Donc, pas question de revenir sur les modalités du partage de la plus-value. Tout sauf donner davantage aux pauvres. Ils le boiraient sans doute. Les dividendes, les grosses primes, les bonus et les très hauts salaires se maintiendront au niveau actuel, seul le pouvoir d’achat des plus faibles se dépréciera significativement. Pour votre bien, donnez-moi votre argent ! De toute façon, vous l’utiliseriez mal. Comme la caste supérieure qui détient le pouvoir, détient aussi les moyens de la publicité et de la pensée, vous ne trouverez nulle part dans les grands médias une critique un peu solide de cet état de fait. Aucun relais n’est à espérer du côté des puissants. De plus, comme vous êtes en démocratie et que vous pourrez choisir entre différents mêmes aux prochaines élections, il vous est demandé de faire silence pendant les travaux. Regardez ailleurs pour voir si on vous laisserait longtemps en une si confortable situation (Libye, Syrie, Iran, Irak, etc). En France, comme disait Coluche, nous sommes tous égaux, mais il y en a quand même de plus égaux que d’autres.

Adrien Royo

lundi 2 janvier 2012

Principe anthropologique pour une révolution

En complément de la Déclaration des principes pour toute constitution future, du 18 décembre 2011.


L’individu est une création sociale


L’individu n’a pas d’autre existence qu’organiquement lié à une structure sociale et à un ensemble cosmique. Aussi étonnant (délirant) que cela paraisse à première vue, il n’apparaît pas d’abord comme individu mais comme « sociêtre ». Il devient individu après coup si la forme sociale dans laquelle il naît favorise sa naissance et s’il le veut lui-même. En réalité, s’il réalise sa potentialité individuelle par et dans la société dont il reste indissociable. C’est pourquoi, la démocratie des droits de l’homme ne peut qu’échouer. Elle ne comprend pas l’individu à naître, mais donne des pseudo-droits à un fantôme.
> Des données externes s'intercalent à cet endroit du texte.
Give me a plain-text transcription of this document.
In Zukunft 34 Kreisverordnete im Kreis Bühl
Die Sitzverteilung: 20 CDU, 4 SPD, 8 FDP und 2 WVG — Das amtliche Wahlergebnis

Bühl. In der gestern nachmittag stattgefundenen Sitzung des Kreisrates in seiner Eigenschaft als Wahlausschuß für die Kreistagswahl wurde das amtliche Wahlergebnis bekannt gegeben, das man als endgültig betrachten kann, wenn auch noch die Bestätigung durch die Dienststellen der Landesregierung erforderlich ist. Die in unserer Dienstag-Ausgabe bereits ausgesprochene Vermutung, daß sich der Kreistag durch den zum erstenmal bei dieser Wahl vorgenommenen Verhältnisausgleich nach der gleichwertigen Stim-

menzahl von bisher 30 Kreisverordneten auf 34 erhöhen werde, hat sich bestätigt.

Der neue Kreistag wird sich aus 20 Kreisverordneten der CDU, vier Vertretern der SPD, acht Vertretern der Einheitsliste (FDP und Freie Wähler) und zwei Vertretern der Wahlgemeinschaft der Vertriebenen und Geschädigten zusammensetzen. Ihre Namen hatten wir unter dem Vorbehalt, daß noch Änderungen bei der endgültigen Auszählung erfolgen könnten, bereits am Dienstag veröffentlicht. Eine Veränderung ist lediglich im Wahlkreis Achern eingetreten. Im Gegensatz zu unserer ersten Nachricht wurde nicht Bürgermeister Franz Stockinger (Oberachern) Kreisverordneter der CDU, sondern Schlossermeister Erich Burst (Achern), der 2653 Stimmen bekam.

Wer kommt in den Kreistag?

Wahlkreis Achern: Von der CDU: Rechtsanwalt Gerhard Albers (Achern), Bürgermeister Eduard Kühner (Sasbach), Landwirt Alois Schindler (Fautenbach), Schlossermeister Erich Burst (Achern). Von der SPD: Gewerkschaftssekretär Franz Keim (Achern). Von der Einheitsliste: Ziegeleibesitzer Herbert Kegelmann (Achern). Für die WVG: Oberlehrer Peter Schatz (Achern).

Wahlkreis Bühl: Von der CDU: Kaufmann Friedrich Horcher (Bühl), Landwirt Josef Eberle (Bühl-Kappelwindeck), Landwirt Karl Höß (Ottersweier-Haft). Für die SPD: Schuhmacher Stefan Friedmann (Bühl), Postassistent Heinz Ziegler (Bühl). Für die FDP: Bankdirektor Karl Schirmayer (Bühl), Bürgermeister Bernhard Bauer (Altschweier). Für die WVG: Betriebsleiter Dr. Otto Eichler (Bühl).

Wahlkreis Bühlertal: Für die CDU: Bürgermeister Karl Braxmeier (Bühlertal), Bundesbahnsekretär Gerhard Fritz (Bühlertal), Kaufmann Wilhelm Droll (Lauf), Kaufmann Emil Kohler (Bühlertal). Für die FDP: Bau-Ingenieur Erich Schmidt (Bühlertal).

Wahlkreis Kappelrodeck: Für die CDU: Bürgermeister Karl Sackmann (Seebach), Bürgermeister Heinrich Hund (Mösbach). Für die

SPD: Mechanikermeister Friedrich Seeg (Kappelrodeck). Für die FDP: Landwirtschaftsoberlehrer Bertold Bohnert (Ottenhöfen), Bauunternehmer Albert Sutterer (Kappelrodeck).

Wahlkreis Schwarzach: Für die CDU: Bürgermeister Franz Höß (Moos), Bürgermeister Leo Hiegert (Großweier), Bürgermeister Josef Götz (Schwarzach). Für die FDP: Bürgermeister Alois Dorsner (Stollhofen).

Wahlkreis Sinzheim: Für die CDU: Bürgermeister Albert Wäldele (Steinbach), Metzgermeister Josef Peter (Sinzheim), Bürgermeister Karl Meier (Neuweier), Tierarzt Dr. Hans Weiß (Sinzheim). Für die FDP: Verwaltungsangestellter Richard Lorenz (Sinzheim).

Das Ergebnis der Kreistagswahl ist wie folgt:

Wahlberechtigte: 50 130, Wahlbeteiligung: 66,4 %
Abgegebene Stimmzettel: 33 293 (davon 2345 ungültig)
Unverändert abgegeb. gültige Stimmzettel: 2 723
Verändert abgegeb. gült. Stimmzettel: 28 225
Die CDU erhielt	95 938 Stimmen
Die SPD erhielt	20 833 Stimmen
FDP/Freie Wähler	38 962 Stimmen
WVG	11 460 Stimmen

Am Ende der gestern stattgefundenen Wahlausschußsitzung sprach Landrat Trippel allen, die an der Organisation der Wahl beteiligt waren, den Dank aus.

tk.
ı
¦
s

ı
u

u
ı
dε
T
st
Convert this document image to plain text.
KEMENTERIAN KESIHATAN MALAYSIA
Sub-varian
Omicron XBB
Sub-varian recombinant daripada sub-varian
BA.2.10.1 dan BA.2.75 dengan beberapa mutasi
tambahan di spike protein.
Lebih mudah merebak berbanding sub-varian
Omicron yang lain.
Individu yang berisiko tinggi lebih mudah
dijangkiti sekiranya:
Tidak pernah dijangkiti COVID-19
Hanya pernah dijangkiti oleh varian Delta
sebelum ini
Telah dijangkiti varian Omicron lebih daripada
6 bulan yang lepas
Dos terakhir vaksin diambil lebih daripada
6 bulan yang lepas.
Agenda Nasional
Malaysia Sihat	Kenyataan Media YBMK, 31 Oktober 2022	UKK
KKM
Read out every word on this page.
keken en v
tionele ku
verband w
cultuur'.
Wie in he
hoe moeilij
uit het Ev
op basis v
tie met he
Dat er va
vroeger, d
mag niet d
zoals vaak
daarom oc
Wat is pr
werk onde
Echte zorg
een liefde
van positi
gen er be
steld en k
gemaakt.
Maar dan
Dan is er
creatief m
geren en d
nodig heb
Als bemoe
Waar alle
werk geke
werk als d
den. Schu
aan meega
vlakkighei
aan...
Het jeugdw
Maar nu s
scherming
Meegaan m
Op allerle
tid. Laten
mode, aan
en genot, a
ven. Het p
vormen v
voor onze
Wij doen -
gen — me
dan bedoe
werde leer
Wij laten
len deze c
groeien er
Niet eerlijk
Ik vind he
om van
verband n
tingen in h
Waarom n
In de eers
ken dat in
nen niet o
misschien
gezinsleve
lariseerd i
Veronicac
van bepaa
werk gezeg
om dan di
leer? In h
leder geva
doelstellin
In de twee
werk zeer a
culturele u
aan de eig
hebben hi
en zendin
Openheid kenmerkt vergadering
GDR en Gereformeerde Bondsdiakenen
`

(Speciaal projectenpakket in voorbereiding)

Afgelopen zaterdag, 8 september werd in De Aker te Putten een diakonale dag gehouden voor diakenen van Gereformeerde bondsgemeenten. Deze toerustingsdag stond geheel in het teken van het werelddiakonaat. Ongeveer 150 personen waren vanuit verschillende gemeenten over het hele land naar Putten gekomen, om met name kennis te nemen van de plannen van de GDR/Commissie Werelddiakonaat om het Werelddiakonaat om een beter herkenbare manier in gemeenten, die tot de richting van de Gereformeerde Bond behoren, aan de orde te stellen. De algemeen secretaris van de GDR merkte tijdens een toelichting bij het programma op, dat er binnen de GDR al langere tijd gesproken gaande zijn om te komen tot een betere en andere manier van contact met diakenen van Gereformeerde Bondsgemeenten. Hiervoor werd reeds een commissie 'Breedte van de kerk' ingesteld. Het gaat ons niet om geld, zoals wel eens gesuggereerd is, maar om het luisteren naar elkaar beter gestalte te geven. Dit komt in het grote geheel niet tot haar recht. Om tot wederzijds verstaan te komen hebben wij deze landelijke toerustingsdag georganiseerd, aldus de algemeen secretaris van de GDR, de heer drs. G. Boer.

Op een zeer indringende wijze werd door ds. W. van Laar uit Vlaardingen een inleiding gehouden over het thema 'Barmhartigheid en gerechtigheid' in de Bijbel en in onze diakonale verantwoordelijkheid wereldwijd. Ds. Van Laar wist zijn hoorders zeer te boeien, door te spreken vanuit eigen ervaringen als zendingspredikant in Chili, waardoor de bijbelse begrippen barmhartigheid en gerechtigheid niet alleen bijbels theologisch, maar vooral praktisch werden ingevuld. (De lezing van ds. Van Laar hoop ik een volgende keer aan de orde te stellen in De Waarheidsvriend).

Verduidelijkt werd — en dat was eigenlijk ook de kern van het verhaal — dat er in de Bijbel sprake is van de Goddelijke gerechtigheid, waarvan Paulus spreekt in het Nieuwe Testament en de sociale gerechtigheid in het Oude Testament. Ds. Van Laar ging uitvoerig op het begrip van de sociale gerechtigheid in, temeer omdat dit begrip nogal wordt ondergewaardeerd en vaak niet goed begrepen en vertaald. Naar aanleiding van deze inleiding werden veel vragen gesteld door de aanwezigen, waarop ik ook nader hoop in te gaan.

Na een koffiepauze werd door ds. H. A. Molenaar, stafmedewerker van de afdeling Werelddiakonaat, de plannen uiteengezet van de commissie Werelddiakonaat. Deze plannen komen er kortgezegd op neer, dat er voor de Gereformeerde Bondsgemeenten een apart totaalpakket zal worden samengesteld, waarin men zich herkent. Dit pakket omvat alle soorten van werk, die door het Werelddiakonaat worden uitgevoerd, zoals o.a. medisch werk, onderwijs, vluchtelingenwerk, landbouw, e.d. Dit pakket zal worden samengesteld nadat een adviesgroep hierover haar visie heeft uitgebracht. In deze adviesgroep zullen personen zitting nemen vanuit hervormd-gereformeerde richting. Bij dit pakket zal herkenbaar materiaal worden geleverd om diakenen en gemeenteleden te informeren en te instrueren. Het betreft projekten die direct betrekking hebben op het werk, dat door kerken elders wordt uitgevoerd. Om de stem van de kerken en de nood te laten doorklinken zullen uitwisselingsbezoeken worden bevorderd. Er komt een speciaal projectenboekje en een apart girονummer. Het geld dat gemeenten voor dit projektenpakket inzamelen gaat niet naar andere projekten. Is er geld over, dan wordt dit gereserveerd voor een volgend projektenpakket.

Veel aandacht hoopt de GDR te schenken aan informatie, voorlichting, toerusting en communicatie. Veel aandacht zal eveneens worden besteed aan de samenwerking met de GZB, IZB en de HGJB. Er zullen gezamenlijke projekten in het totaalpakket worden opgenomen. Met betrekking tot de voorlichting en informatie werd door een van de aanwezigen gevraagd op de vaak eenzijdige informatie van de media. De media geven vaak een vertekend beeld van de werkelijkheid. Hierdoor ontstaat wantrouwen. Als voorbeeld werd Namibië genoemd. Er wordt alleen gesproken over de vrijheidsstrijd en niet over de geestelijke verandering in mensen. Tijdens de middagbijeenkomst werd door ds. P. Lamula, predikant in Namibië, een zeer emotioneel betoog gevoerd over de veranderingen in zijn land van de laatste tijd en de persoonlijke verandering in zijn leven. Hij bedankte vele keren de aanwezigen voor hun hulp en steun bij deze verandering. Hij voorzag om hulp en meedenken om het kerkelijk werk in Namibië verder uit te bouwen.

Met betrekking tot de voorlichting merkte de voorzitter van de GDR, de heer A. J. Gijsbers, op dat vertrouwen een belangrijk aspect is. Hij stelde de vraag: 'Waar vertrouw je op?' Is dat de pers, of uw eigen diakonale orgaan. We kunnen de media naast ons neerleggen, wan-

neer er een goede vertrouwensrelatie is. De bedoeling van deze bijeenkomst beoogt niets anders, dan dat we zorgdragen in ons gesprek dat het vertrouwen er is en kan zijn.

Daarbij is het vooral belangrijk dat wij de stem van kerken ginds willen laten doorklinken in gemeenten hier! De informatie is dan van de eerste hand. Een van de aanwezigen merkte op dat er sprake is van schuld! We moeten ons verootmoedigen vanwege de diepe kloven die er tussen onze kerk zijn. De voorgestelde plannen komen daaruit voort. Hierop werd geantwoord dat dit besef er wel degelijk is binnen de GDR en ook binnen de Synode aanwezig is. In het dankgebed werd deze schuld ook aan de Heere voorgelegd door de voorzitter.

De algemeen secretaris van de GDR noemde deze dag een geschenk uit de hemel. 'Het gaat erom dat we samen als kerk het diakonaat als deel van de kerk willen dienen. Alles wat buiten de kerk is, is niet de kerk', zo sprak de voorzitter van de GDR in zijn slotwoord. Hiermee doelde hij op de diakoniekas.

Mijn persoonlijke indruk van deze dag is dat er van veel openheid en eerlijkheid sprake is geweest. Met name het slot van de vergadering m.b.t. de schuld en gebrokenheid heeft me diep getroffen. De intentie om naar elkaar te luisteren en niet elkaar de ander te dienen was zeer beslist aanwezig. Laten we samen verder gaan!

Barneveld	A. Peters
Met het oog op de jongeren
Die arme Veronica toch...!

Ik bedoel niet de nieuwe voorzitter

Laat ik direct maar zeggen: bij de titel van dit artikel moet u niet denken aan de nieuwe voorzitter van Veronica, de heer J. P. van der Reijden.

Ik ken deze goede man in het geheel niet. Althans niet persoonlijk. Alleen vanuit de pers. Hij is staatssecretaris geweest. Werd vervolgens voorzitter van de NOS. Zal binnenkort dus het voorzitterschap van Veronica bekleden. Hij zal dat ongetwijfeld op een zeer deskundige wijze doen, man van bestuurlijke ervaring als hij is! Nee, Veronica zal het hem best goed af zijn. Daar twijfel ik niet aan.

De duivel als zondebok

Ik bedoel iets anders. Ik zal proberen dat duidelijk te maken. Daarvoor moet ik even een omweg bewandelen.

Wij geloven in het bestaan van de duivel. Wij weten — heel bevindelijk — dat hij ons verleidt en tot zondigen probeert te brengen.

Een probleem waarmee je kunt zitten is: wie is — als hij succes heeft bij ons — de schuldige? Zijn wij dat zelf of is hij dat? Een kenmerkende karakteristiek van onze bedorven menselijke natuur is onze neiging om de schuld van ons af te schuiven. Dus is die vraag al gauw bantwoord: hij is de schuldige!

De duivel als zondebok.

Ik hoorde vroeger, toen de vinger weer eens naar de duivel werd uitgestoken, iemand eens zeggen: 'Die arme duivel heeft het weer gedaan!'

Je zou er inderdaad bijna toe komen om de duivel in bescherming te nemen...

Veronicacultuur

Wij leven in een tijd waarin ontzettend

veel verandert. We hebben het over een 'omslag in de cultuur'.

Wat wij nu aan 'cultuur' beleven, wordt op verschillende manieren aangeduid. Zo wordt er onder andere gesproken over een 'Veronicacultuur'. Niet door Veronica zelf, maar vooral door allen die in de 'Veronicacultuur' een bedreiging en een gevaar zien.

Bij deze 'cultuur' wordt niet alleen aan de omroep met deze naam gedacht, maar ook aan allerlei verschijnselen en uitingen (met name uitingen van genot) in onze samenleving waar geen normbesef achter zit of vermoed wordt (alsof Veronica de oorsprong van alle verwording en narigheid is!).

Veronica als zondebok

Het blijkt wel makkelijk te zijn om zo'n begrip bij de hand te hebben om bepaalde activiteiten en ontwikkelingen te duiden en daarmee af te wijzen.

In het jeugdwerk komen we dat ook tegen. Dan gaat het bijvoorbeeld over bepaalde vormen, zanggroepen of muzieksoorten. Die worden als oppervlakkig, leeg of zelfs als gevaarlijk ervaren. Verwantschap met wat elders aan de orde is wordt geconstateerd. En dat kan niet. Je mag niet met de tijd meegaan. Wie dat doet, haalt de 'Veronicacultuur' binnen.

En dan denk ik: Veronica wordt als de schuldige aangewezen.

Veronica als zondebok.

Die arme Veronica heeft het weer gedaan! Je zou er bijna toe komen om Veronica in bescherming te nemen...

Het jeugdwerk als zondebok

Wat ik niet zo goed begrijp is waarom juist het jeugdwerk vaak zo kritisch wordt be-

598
Toute organisation politique fondée sur ce mensonge s’auto-légitimera sans prendre ses véritables responsabilités.

Les hommes libres naissent égaux en droit puis vivent le restant de leurs jours dans l’aliénation. La Déclaration universelle n’étant jamais que le véhicule idéal de leur déni originel. Déni, ou refoulement, ou introjection de leur corps social comme organe extérieur multiple. La liberté née de ce refoulement ne sera donc jamais qu’une liberté de fantôme ou de zombi.

Les libr’hommes, au contraire, naissent dans l’aliénation puis actualisent, ou réalisent, leur liberté, en disciplinant leur corps social. Ils se savent cosmosociêtres refoulés, homo socialis sapiens non sapiens, et veulent se réapproprier leur corps social pour en faire une couveuse d’individus, un éclosoir de liberté.

Toute société devrait donc être tendue vers cet objectif de création d’individus. Je ne dis pas d’hommes nouveaux. Il n’y a pas d’hommes nouveaux, mais des individus potentiels qui cherchent à naître, c’est-à-dire à unifier leurs différents corps séparés (cosmique, social et individuel), et qui n’ont pas seulement besoin d’une déclaration de leurs droits fondamentaux mais aussi d’une déclaration de naissance en bonne et due forme.